Hopes by organizations representing physicians that a deficit reduction deal could include an end to the Medicare sustainable growth rate (SGR) formula and reform the Medicare physician payment system did not materialize as a divided Congress wrangled to avert default. The cost, estimated to exceed $300 billion over 10 years, apparently could not be reconciled as lawmakers focused on cutting spending, not adding additional expense.
Now, as lawmakers must find savings in Medicare to help produce the savings now called for, the pressure will be on to find those savings without affecting benefits. That could very well mean reduced payments to physicians, nursing homes, and hospitals, as well as reduced subsidies to insurance companies that offer an alternative to government-run Medicare.
The AUA was one of 113 physicians organizations that urged congressional leaders and President Obama during the course of the deficit debate to repeal the SGR and reform the Medicare payment system.
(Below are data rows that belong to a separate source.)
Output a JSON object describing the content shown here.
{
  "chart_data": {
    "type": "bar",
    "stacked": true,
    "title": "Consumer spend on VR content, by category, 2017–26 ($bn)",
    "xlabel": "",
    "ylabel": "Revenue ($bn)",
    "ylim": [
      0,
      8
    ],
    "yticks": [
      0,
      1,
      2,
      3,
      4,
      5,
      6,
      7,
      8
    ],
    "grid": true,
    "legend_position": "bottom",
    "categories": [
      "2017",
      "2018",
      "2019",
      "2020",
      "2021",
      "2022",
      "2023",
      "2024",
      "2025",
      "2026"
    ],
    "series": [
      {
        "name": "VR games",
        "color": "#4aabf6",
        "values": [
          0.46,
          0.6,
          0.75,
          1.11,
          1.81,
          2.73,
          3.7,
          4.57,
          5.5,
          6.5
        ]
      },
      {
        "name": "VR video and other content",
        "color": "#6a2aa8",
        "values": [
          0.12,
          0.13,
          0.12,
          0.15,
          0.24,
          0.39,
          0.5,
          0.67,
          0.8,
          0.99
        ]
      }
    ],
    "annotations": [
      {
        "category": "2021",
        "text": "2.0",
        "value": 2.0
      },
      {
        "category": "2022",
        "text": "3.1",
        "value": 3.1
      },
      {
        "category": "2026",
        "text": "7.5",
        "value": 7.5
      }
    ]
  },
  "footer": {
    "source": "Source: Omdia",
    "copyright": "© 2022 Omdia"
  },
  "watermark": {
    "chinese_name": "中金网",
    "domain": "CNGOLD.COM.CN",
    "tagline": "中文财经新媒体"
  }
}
"Any serious proposal to confront the fiscal challenges facing our nation, and the Medicare program in particular, must address the massive funding deficit caused by the repeated failure to replace the SGR," the groups said in a June 27 letter to the president and legislative leaders. "Though this deficit has been kept 'off the books' through budgetary gimmickry, it currently represents $300 billion in unaccounted for Medicare spending and poses a serious threat to the continued access to physicians and other providers for Medicare beneficiaries."
That $300 billion "debt" has accumulated since 2002, when the SGR formula began to annually call for reductions in Medicare reimbursements. On 12 separate occasions, Congress has intervened to prevent cuts from being imposed, and in 2010, five separate bills were passed to stop a 22% cut in that year alone.
Now, the formula calls for a 29.5% reduction to begin closing the funding gap.
"There is unanimous agreement that cuts of this magnitude would result in serious disruptions for the nation's elderly and disabled populations and cannot be allowed to occur," the June 27 letter said, warning that if Congress continues to push the cuts into the future, the cost will soon exceed $500 billion.